Intuitively, the estimate of the block probability \(b_{kk'}\) is the ratio of how many edges you see between communities \(k\) and \(k'\) \(m_{kk'}\) and how many edges you could have seen \(n_{kk'}\)! To bring this back to our coin flip example, this is like you are saying that there is one coin called coin \((k, k')\) for each pair of communities in our network. You flip each coin once for every possible edge between those pairs of communities, \(n_{kk'}\). When that coin lands on heads, that particular edge is determined to exist, and when it lands on tails, that edge does not exist. Our best guess, then, is just to count the number of heads you obtained, \(m_{kk'}\), and divide by the number of coin flips you made, \(n_{kk'}\).
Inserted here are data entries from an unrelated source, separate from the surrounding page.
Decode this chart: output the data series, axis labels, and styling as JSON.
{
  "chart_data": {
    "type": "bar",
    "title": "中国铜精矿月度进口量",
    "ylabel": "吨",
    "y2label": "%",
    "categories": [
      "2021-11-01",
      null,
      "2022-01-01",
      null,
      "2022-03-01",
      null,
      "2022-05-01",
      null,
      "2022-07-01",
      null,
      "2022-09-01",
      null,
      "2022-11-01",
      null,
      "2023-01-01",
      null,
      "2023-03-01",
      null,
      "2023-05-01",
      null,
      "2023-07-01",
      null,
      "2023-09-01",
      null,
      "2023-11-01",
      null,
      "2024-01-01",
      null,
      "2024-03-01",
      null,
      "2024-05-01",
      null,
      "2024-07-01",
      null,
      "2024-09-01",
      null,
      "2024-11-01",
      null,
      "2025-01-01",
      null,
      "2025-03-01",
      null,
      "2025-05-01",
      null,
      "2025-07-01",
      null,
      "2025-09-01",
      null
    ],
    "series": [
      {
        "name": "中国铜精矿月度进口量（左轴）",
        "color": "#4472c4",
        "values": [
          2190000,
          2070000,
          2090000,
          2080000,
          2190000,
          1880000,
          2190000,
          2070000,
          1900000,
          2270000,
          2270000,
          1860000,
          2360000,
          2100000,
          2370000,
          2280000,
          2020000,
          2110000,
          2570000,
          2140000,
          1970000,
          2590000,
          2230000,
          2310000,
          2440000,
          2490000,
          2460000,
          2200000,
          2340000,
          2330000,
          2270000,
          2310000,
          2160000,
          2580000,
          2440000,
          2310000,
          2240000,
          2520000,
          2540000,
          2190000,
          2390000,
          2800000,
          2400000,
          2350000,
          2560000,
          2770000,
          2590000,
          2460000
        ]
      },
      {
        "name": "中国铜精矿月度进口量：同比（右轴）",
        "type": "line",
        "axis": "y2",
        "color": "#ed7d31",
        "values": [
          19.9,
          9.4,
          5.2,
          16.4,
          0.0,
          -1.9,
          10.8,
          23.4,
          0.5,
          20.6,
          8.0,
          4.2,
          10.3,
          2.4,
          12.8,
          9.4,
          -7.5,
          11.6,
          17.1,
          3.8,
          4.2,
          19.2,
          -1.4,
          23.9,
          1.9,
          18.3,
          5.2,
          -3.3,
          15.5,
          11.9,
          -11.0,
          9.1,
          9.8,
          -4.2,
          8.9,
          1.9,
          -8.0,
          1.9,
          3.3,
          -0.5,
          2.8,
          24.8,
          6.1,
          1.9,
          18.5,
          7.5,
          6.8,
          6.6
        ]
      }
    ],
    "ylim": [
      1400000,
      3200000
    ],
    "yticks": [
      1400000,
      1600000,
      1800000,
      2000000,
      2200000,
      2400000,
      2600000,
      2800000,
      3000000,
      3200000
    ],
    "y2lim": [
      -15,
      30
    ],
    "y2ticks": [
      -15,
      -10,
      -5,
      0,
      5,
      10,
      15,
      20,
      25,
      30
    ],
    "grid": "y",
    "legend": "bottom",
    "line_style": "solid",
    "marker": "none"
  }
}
Remember that in the example we worked through in Section 4.2, you had \(100\) students, each of whom were in one of two schools (school \(1\) and school \(2\)). If the students were both in school \(1\), the probability that they were friends was \(0.6\), and if the students were both in school \(2\), the probability that they were friends was \(0.4\). If the students attended different schools, the probability that they were friends was \(0.2\). This gave us a block matrix of:

\[\begin{align*} B &= \begin{bmatrix} .6 & .2 \\ .2 & .4 \end{bmatrix} \end{align*}\]

Which corresponds to a probability matrix \(P\) where each entry is:

\[\begin{align*} p_{ij} &= \begin{cases} 0.8 & i, j \leq 20 \text{ or }i, j \geq 20 \\ 0.2 & \text{otherwise} \end{cases} \end{align*}\]

You begin by simulating an appropriate SBM:

from graspologic.simulations import sbm

n = [50, 50]
B = [[.6, .2],
     [.2, .4]]

A = sbm(n=n, p=B)

z = [0 for i in range(0,n[0])] + [1 for i in range(0, n[1])]
draw_multiplot(A, labels=z, title="Simulated SBM(B)");
../../_images/estimating-parameters_mle_10_0.png

Next, let’s fit an appropriate SBM, and investigate the estimate of \(B\):

from graspologic.models import SBMEstimator

model = SBMEstimator(directed=False, loops=False)
model.fit(A, y=z)
Bhat = model.block_p_
Phat = model.p_mat_
import seaborn as sns

fig, axs = plt.subplots(1, 3, figsize=(20, 5))

def plot_block(X, title="", blockname="School", blocktix=[0.5, 1.5],
               blocklabs=["School 1", "School 2"], ax=None):
    if ax is None:
        fig, ax = plt.subplots(figsize=(8, 6))
    
    with sns.plotting_context("talk", font_scale=1):
        ax = sns.heatmap(X, cmap="Purples",
                        ax=ax, cbar_kws=dict(shrink=1), yticklabels=False,
                        xticklabels=False, vmin=0, vmax=1, annot=True)
        ax.set_title(title)
        cbar = ax.collections[0].colorbar
        ax.set(ylabel=blockname, xlabel=blockname)
        ax.set_yticks(blocktix)
        ax.set_yticklabels(blocklabs)
        ax.set_xticks(blocktix)
        ax.set_xticklabels(blocklabs)
        cbar.ax.set_frame_on(True)
    return

plot_block(Bhat, title="$\\hat B_{{SBM}}$", ax=axs[0])

plot_block(B, title="$B_{{SBM}}$", ax=axs[1])

plot_block(np.abs(Bhat - np.array(B)),
        title="$|\hat B_{SBM} - B_{SBM}|$",
        ax=axs[2])

fig;
../../_images/estimating-parameters_mle_13_0.png

And our estimate \(\hat B\) is very similar to the true block matrix \(B\).